Inverse propensity-score weighted (IPW) estimators are prevalent in causal inference for estimating average treatment effects in observational studies. Under unconfoundedness, given accurate propensity scores and $n$ samples, the size of confidence intervals of IPW estimators scales down with $n$, and, several of their variants improve the rate of scaling. However, neither IPW estimators nor their variants are robust to inaccuracies: even if a single covariate has an $\varepsilon>0$ additive error in the propensity score, the size of confidence intervals of these estimators can increase arbitrarily. Moreover, even without errors, the rate with which the confidence intervals of these estimators go to zero with $n$ can be arbitrarily slow in the presence of extreme propensity scores (those close to 0 or 1). We introduce a family of Coarse IPW (CIPW) estimators that captures existing IPW estimators and their variants. Each CIPW estimator is an IPW estimator on a coarsened covariate space, where certain covariates are merged. Under mild assumptions, e.g., Lipschitzness in expected outcomes and sparsity of extreme propensity scores, we give an efficient algorithm to find a robust estimator: given $\varepsilon$-inaccurate propensity scores and $n$ samples, its confidence interval size scales with $\varepsilon+1/\sqrt{n}$. In contrast, under the same assumptions, existing estimators' confidence interval sizes are $\Omega(1)$ irrespective of $\varepsilon$ and $n$. Crucially, our estimator is data-dependent and we show that no data-independent CIPW estimator can be robust to inaccuracies.

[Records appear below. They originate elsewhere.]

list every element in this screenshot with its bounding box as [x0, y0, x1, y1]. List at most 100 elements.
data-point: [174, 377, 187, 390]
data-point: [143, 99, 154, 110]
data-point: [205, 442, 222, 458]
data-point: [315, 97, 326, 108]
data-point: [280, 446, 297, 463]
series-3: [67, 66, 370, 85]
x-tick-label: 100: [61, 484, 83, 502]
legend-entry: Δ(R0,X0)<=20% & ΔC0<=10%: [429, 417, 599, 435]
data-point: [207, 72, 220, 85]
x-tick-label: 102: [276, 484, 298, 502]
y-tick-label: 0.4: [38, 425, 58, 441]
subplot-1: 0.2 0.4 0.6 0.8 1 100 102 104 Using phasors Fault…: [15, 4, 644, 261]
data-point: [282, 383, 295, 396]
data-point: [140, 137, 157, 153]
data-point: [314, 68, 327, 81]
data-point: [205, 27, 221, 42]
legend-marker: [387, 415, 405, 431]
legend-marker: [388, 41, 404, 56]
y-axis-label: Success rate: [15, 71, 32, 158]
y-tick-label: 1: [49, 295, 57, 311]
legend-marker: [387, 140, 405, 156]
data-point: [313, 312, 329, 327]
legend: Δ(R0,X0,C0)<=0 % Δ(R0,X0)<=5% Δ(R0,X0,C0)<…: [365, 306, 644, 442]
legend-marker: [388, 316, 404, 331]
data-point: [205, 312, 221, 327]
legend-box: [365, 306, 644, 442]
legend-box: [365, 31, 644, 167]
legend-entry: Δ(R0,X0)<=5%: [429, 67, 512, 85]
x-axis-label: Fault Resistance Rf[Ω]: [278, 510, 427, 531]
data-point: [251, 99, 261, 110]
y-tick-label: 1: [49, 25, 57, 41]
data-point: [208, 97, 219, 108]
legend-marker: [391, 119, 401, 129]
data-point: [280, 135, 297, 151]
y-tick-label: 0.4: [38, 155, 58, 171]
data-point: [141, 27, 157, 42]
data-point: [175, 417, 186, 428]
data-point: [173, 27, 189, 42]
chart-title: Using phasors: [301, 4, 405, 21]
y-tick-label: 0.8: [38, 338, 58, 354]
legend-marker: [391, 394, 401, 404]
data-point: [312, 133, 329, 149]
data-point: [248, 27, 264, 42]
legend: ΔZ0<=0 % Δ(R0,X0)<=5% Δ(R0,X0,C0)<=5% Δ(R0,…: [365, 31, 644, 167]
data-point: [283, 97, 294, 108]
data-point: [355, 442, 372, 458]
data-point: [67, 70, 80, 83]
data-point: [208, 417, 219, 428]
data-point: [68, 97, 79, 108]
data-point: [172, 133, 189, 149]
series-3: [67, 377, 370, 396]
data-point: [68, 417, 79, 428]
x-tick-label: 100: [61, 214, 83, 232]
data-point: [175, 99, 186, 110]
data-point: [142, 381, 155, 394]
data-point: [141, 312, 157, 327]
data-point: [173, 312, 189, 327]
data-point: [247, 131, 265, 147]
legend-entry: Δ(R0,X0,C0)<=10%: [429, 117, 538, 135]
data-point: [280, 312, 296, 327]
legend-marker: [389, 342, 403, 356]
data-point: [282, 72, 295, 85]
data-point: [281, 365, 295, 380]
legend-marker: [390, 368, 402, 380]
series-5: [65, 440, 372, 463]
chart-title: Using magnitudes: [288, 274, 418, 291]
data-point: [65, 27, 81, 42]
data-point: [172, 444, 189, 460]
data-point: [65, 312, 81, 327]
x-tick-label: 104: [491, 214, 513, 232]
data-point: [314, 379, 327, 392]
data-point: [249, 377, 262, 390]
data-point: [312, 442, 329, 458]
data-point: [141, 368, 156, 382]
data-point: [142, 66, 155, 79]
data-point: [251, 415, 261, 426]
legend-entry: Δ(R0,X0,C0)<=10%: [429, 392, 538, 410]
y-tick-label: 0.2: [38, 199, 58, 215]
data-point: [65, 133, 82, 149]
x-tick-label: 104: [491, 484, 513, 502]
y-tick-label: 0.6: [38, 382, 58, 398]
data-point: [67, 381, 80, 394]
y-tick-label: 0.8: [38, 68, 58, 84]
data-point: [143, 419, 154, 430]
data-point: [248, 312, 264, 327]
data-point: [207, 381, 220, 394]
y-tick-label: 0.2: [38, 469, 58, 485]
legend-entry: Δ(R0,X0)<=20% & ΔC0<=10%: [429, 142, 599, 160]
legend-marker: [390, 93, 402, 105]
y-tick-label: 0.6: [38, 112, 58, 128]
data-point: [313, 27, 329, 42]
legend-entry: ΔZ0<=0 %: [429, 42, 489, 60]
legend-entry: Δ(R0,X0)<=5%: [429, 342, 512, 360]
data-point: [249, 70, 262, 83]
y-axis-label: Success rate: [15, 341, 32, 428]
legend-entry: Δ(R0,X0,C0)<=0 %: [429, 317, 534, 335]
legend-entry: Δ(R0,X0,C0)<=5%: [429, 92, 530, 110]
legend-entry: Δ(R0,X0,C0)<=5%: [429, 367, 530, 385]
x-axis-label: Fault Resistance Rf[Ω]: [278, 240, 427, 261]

翻译：逆倾向得分加权（IPW）估计量在观测性研究中广泛用于估计平均处理效应。在无混淆性假设下，给定准确的倾向得分和 $n$ 个样本，IPW估计量的置信区间大小随 $n$ 缩放递减，且其若干变体改进了缩放速率。然而，IPW估计量及其变体均对不准确性缺乏稳健性：即使单个协变量的倾向得分存在 $\varepsilon>0$ 的加性误差，这些估计量的置信区间大小可能任意增大。此外，即使没有误差，在存在极端倾向得分（接近0或1）的情况下，这些估计量的置信区间随 $n$ 趋近于零的速率可能任意缓慢。我们引入了一类粗化IPW（CIPW）估计量，其涵盖了现有IPW估计量及其变体。每个CIPW估计量是在粗化协变量空间上的IPW估计量，其中某些协变量被合并。在温和假设下（例如期望结果的Lipschitz连续性和极端倾向得分的稀疏性），我们给出一种高效算法以寻找稳健估计量：给定 $\varepsilon$ 不准确的倾向得分和 $n$ 个样本，其置信区间大小以 $\varepsilon+1/\sqrt{n}$ 缩放。相比之下，在相同假设下，现有估计量的置信区间大小为 $\Omega(1)$，与 $\varepsilon$ 和 $n$ 无关。关键的是，我们的估计量具有数据依赖性，并且我们证明不存在数据无关的CIPW估计量能够对不准确性保持稳健。